The rules are not converging. They are multiplying and diverging by state and by function. A practice that works across state lines, offers telehealth, or bills multiple payers is now governed by several overlapping expectations at once, and the one that applies to you depends on where your patient sits and who pays the claim. There is no single federal rule to wait for. The practical defense is to treat your own list of states and payers as your compliance map, because no one is going to consolidate it for you.

The Pattern

Four bodies, moving independently, made the same decision. The Joint Commission built a certification that grades the organization rather than the tool. Maine wrote a law that holds the licensed professional, not the software, responsible for where AI stops. The FDA handed back regulatory slack, but only to clinicians who can review the logic themselves. And the states, in aggregate, are placing the burden of tracking a fractured rulebook on the practice that has to operate inside it. None of them is asking whether the software is good. Each is asking whether you can show your work. The standard arriving in 2026 is not a rule about technology. It is a rule about whether your governance is written down.

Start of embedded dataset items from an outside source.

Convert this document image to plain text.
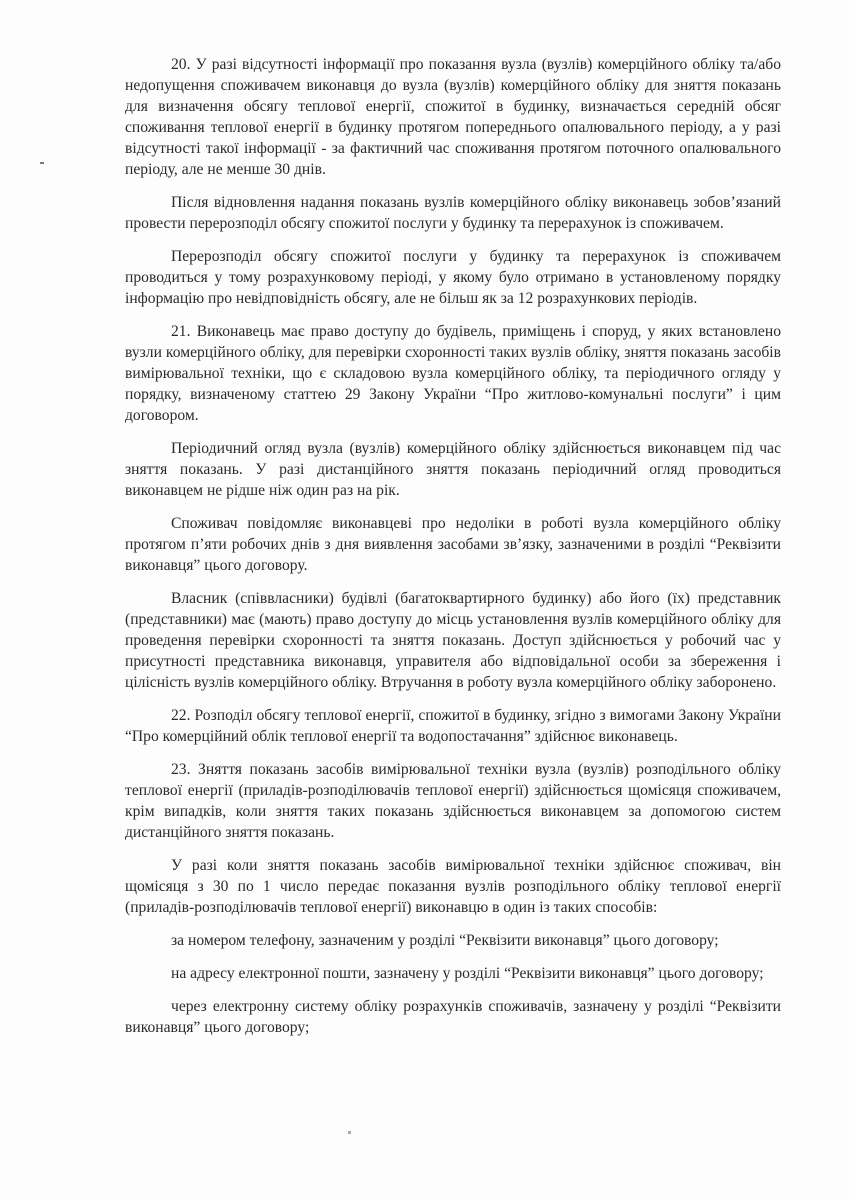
20. У разі відсутності інформації про показання вузла (вузлів) комерційного обліку та/або недопущення споживачем виконавця до вузла (вузлів) комерційного обліку для зняття показань для визначення обсягу теплової енергії, спожитої в будинку, визначається середній обсяг споживання теплової енергії в будинку протягом попереднього опалювального періоду, а у разі відсутності такої інформації - за фактичний час споживання протягом поточного опалювального періоду, але не менше 30 днів.

Після відновлення надання показань вузлів комерційного обліку виконавець зобов’язаний провести перерозподіл обсягу спожитої послуги у будинку та перерахунок із споживачем.

Перерозподіл обсягу спожитої послуги у будинку та перерахунок із споживачем проводиться у тому розрахунковому періоді, у якому було отримано в установленому порядку інформацію про невідповідність обсягу, але не більш як за 12 розрахункових періодів.

21. Виконавець має право доступу до будівель, приміщень і споруд, у яких встановлено вузли комерційного обліку, для перевірки схоронності таких вузлів обліку, зняття показань засобів вимірювальної техніки, що є складовою вузла комерційного обліку, та періодичного огляду у порядку, визначеному статтею 29 Закону України “Про житлово-комунальні послуги” і цим договором.

Періодичний огляд вузла (вузлів) комерційного обліку здійснюється виконавцем під час зняття показань. У разі дистанційного зняття показань періодичний огляд проводиться виконавцем не рідше ніж один раз на рік.

Споживач повідомляє виконавцеві про недоліки в роботі вузла комерційного обліку протягом п’яти робочих днів з дня виявлення засобами зв’язку, зазначеними в розділі “Реквізити виконавця” цього договору.

Власник (співвласники) будівлі (багатоквартирного будинку) або його (їх) представник (представники) має (мають) право доступу до місць установлення вузлів комерційного обліку для проведення перевірки схоронності та зняття показань. Доступ здійснюється у робочий час у присутності представника виконавця, управителя або відповідальної особи за збереження і цілісність вузлів комерційного обліку. Втручання в роботу вузла комерційного обліку заборонено.

22. Розподіл обсягу теплової енергії, спожитої в будинку, згідно з вимогами Закону України “Про комерційний облік теплової енергії та водопостачання” здійснює виконавець.

23. Зняття показань засобів вимірювальної техніки вузла (вузлів) розподільного обліку теплової енергії (приладів-розподілювачів теплової енергії) здійснюється щомісяця споживачем, крім випадків, коли зняття таких показань здійснюється виконавцем за допомогою систем дистанційного зняття показань.

У разі коли зняття показань засобів вимірювальної техніки здійснює споживач, він щомісяця з 30 по 1 число передає показання вузлів розподільного обліку теплової енергії (приладів-розподілювачів теплової енергії) виконавцю в один із таких способів:

за номером телефону, зазначеним у розділі “Реквізити виконавця” цього договору;

на адресу електронної пошти, зазначену у розділі “Реквізити виконавця” цього договору;

через електронну систему обліку розрахунків споживачів, зазначену у розділі “Реквізити виконавця” цього договору;
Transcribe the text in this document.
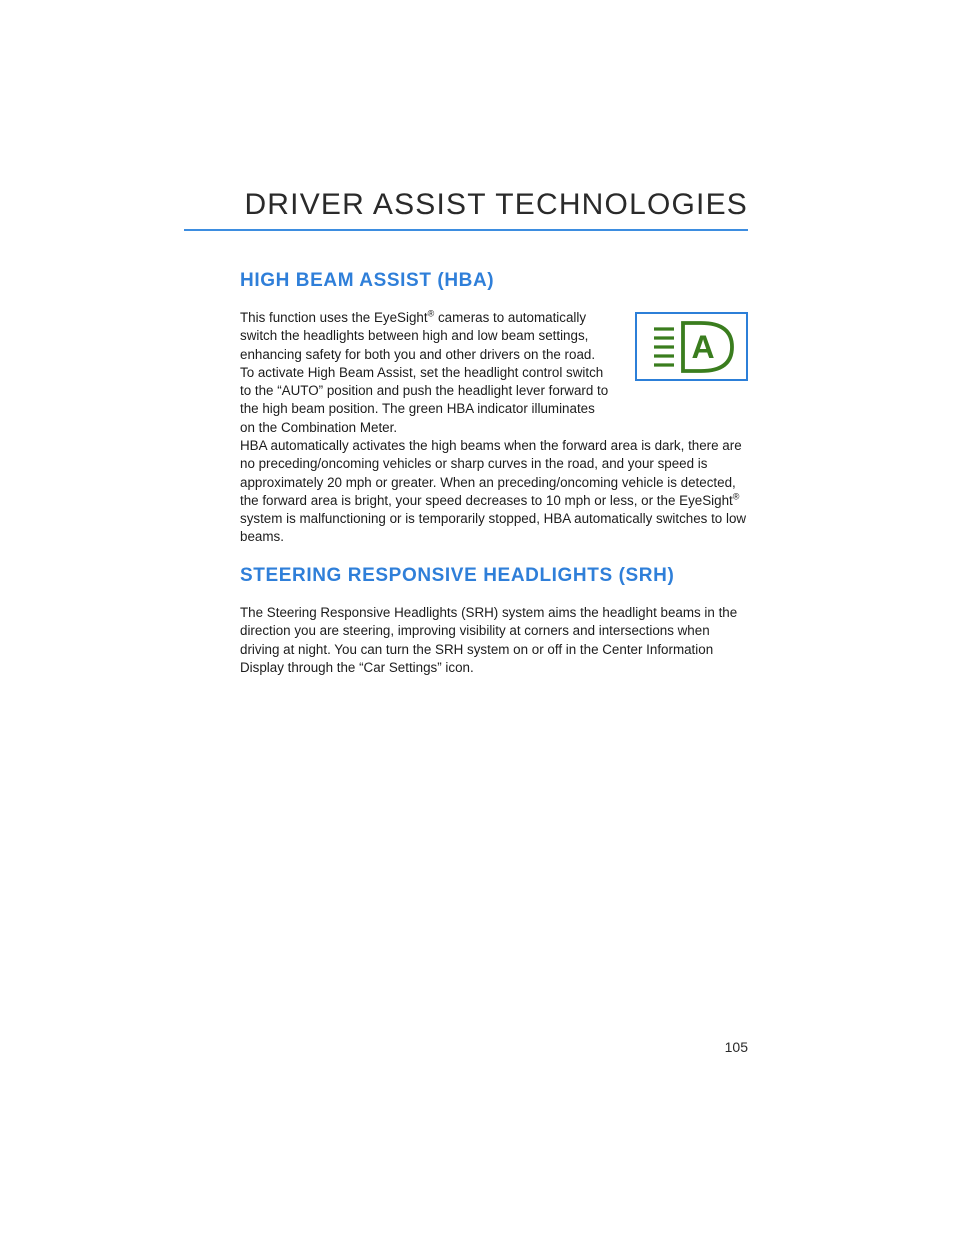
DRIVER ASSIST TECHNOLOGIES
HIGH BEAM ASSIST (HBA)

This function uses the EyeSight® cameras to automatically switch the headlights between high and low beam settings, enhancing safety for both you and other drivers on the road. To activate High Beam Assist, set the headlight control switch to the “AUTO” position and push the headlight lever forward to the high beam position. The green HBA indicator illuminates on the Combination Meter.

A

HBA automatically activates the high beams when the forward area is dark, there are no preceding/oncoming vehicles or sharp curves in the road, and your speed is approximately 20 mph or greater. When an preceding/oncoming vehicle is detected, the forward area is bright, your speed decreases to 10 mph or less, or the EyeSight® system is malfunctioning or is temporarily stopped, HBA automatically switches to low beams.

STEERING RESPONSIVE HEADLIGHTS (SRH)

The Steering Responsive Headlights (SRH) system aims the headlight beams in the direction you are steering, improving visibility at corners and intersections when driving at night. You can turn the SRH system on or off in the Center Information Display through the “Car Settings” icon.

105
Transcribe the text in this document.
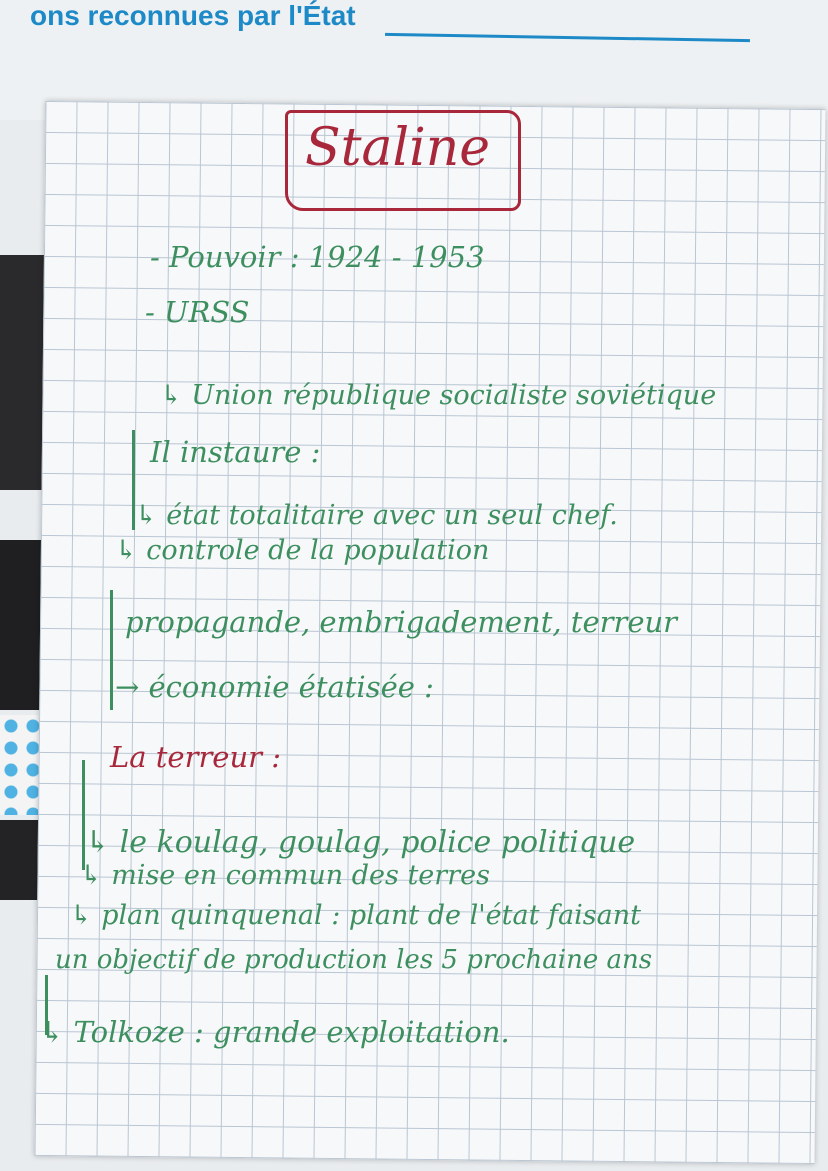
ons reconnues par l'État
Staline
- Pouvoir : 1924 - 1953
- URSS
↳ Union république socialiste soviétique
Il instaure :
↳ état totalitaire avec un seul chef.
↳ controle de la population
propagande, embrigadement, terreur
→ économie étatisée :
La terreur :
↳ le koulag, goulag, police politique
↳ mise en commun des terres
↳ plan quinquenal : plant de l'état faisant
un objectif de production les 5 prochaine ans
↳ Tolkoze : grande exploitation.
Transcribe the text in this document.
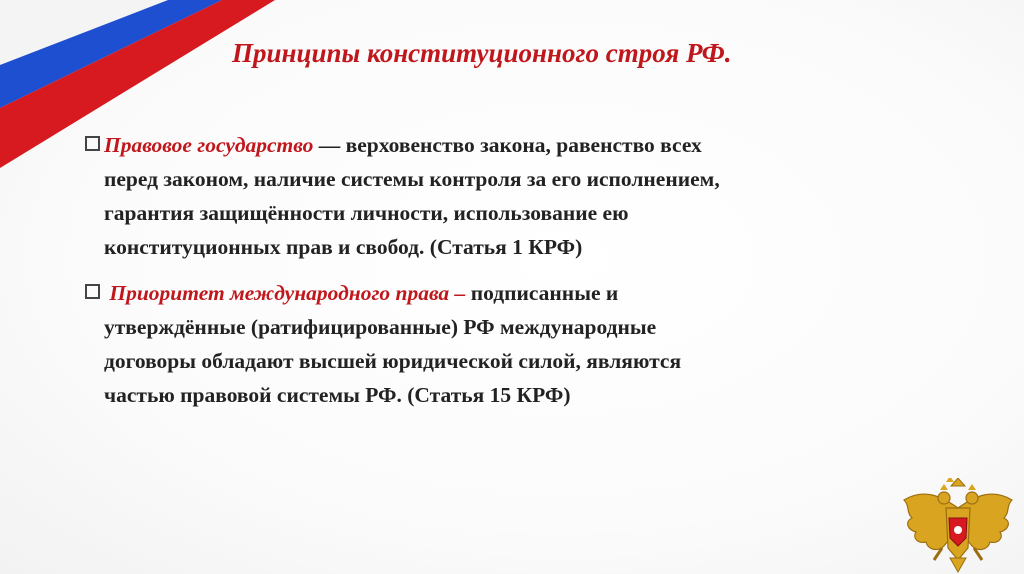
Принципы конституционного строя РФ.
Правовое государство — верховенство закона, равенство всех
перед законом, наличие системы контроля за его исполнением,
гарантия защищённости личности, использование ею
конституционных прав и свобод. (Статья 1 КРФ)
Приоритет международного права – подписанные и
утверждённые (ратифицированные) РФ международные
договоры обладают высшей юридической силой, являются
частью правовой системы РФ. (Статья 15 КРФ)
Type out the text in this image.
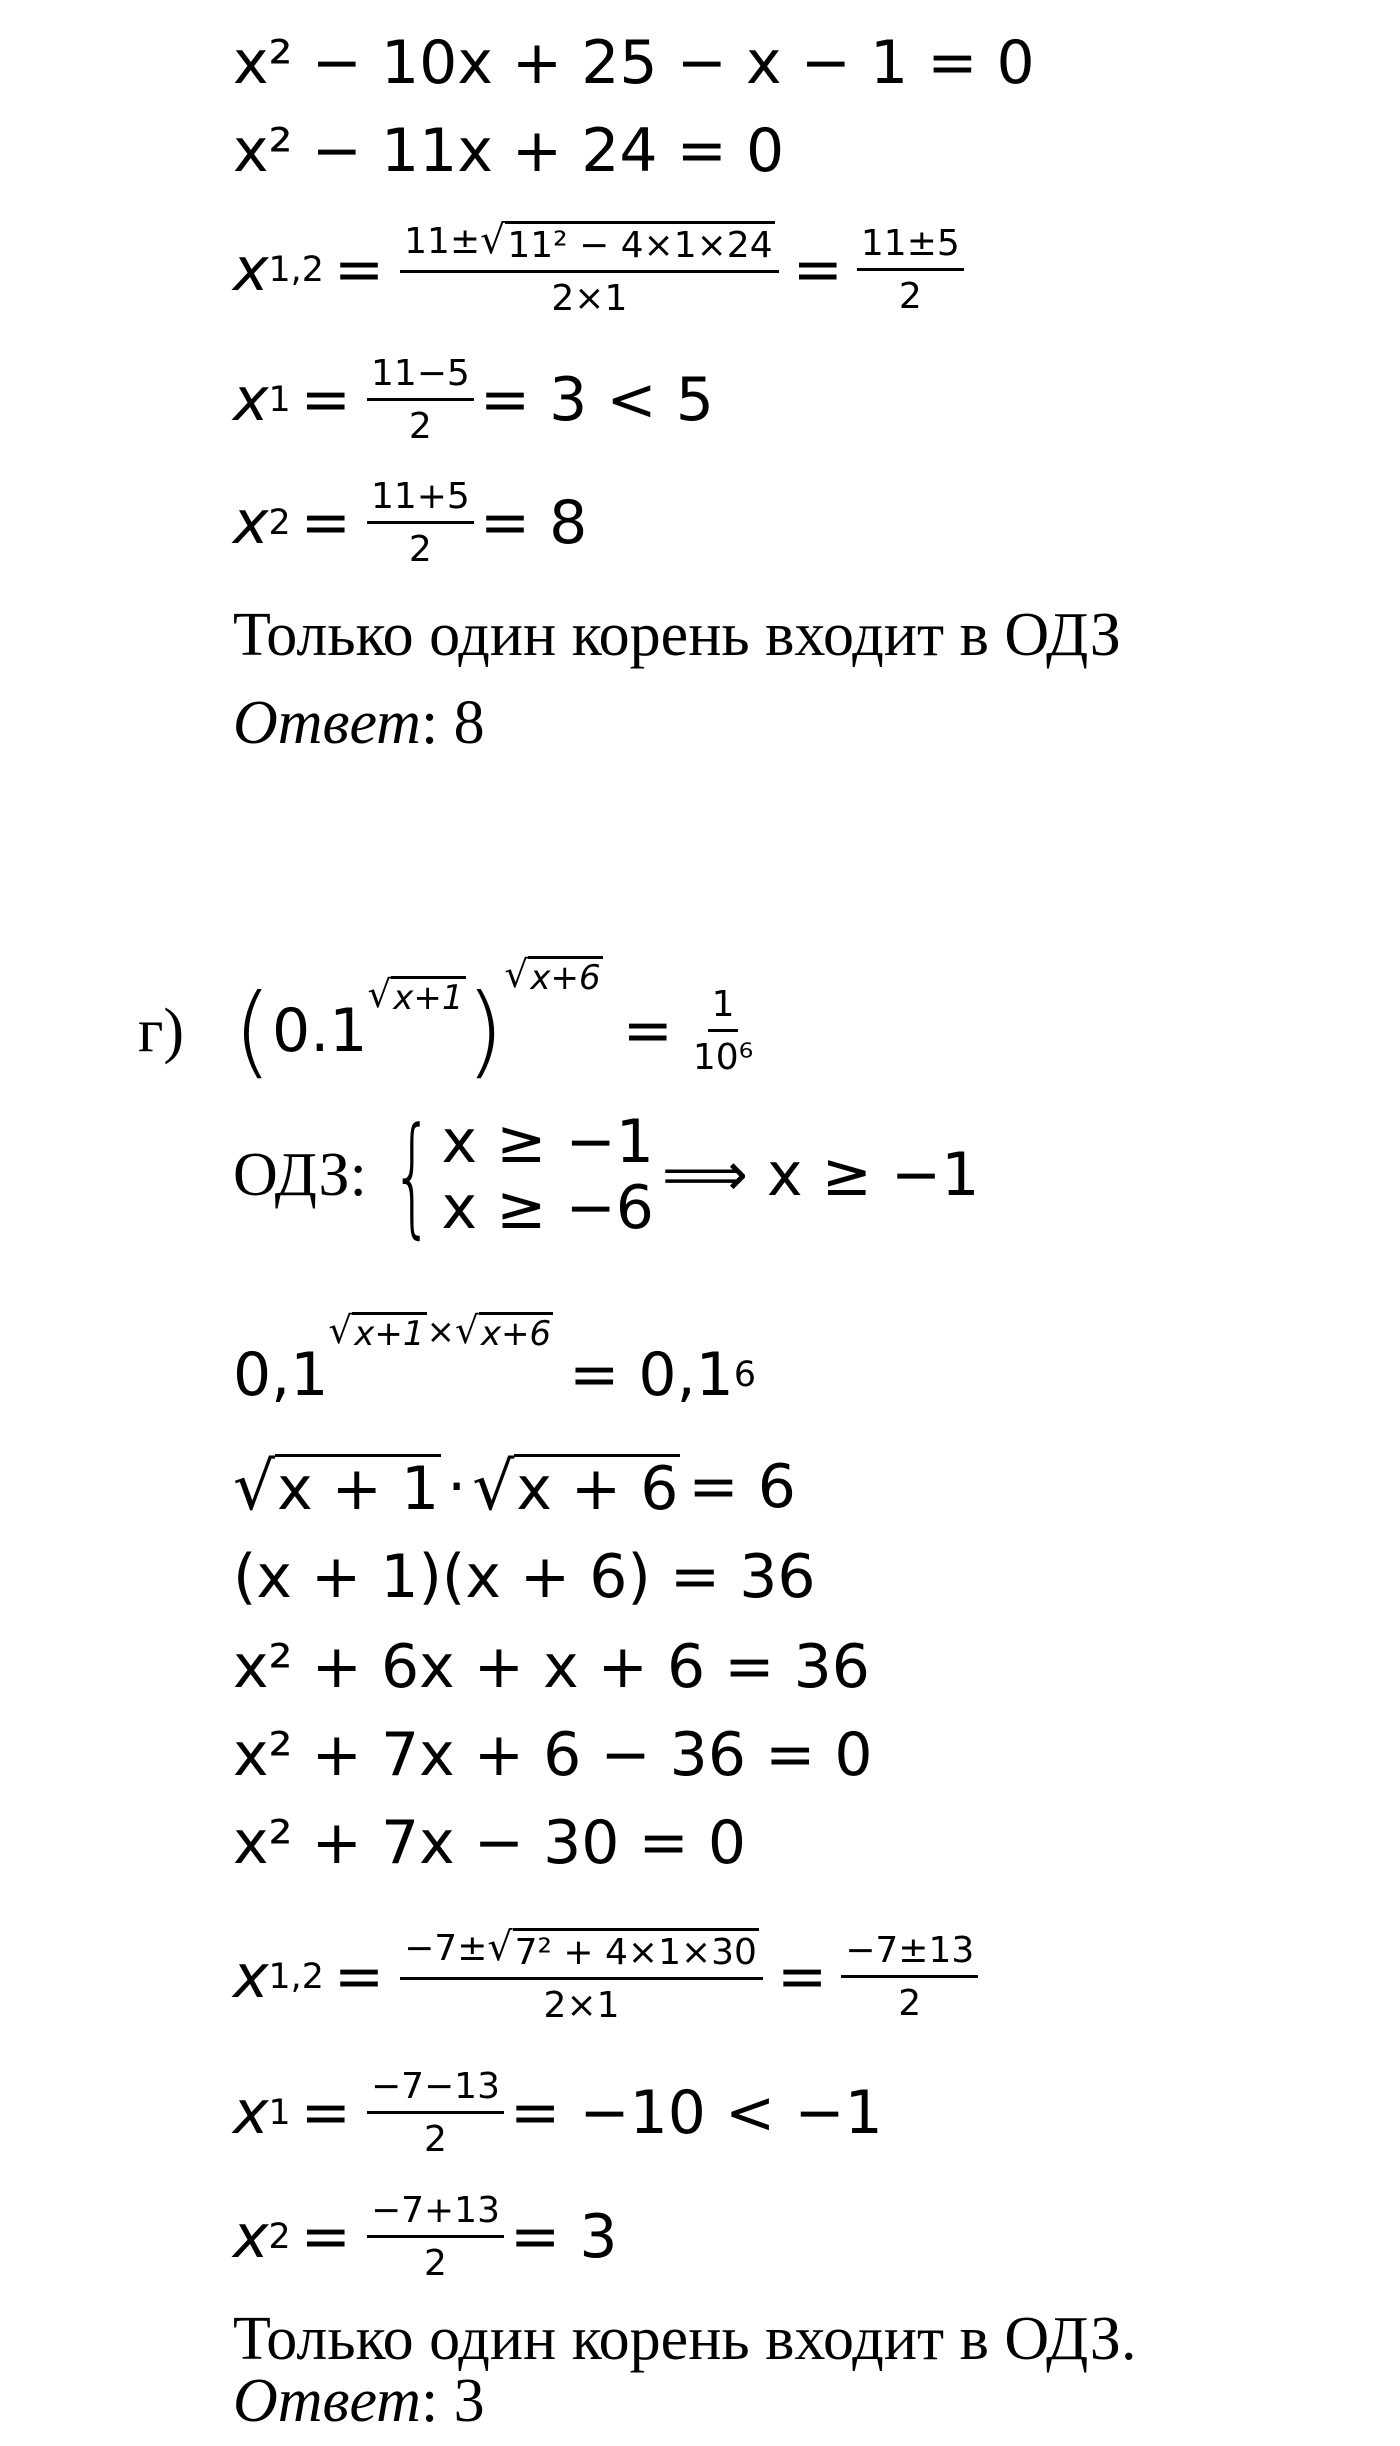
x² − 10x + 25 − x − 1 = 0
x² − 11x + 24 = 0
x $1,2 = \frac{\text{11± √ 11² − 4×1×24}}{2\times 1} = \frac{11\pm 5}{2}$
x $1 = \frac{11-5}{2} = 3 < 5$
x $2 = \frac{11+5}{2} = 8$
Только один корень входит в ОДЗ
Ответ : 8
г) ( 0.1
√ x+1 ) √ x+6
= $\frac{1}{\text{10⁶}}$
ОДЗ: { x ≥ −1
x ≥ −6 ⟹ x ≥ −1
0,1
√ x+1 × √ x+6
= 0,1 6
√ x + 1 · √ x + 6 = 6
(x + 1)(x + 6) = 36
x² + 6x + x + 6 = 36
x² + 7x + 6 − 36 = 0
x² + 7x − 30 = 0
x $1,2 = \frac{\text{−7± √ 7² + 4×1×30}}{2\times 1} = \frac{-7\pm 13}{2}$
x $1 = \frac{-7-13}{2} = -10 < -1$
x $2 = \frac{-7+13}{2} = 3$
Только один корень входит в ОДЗ.
Ответ : 3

One Thing You Can Do This Week

Open a blank page and answer three questions about one AI tool you already use. Who looks at its output before it reaches a patient, how often does that review happen, and what is the process when the output is wrong. If you can answer those three in writing, you are most of the way to the standard every one of these bodies is now measuring against. If you cannot, you have just found the gap, and it took one page to find it.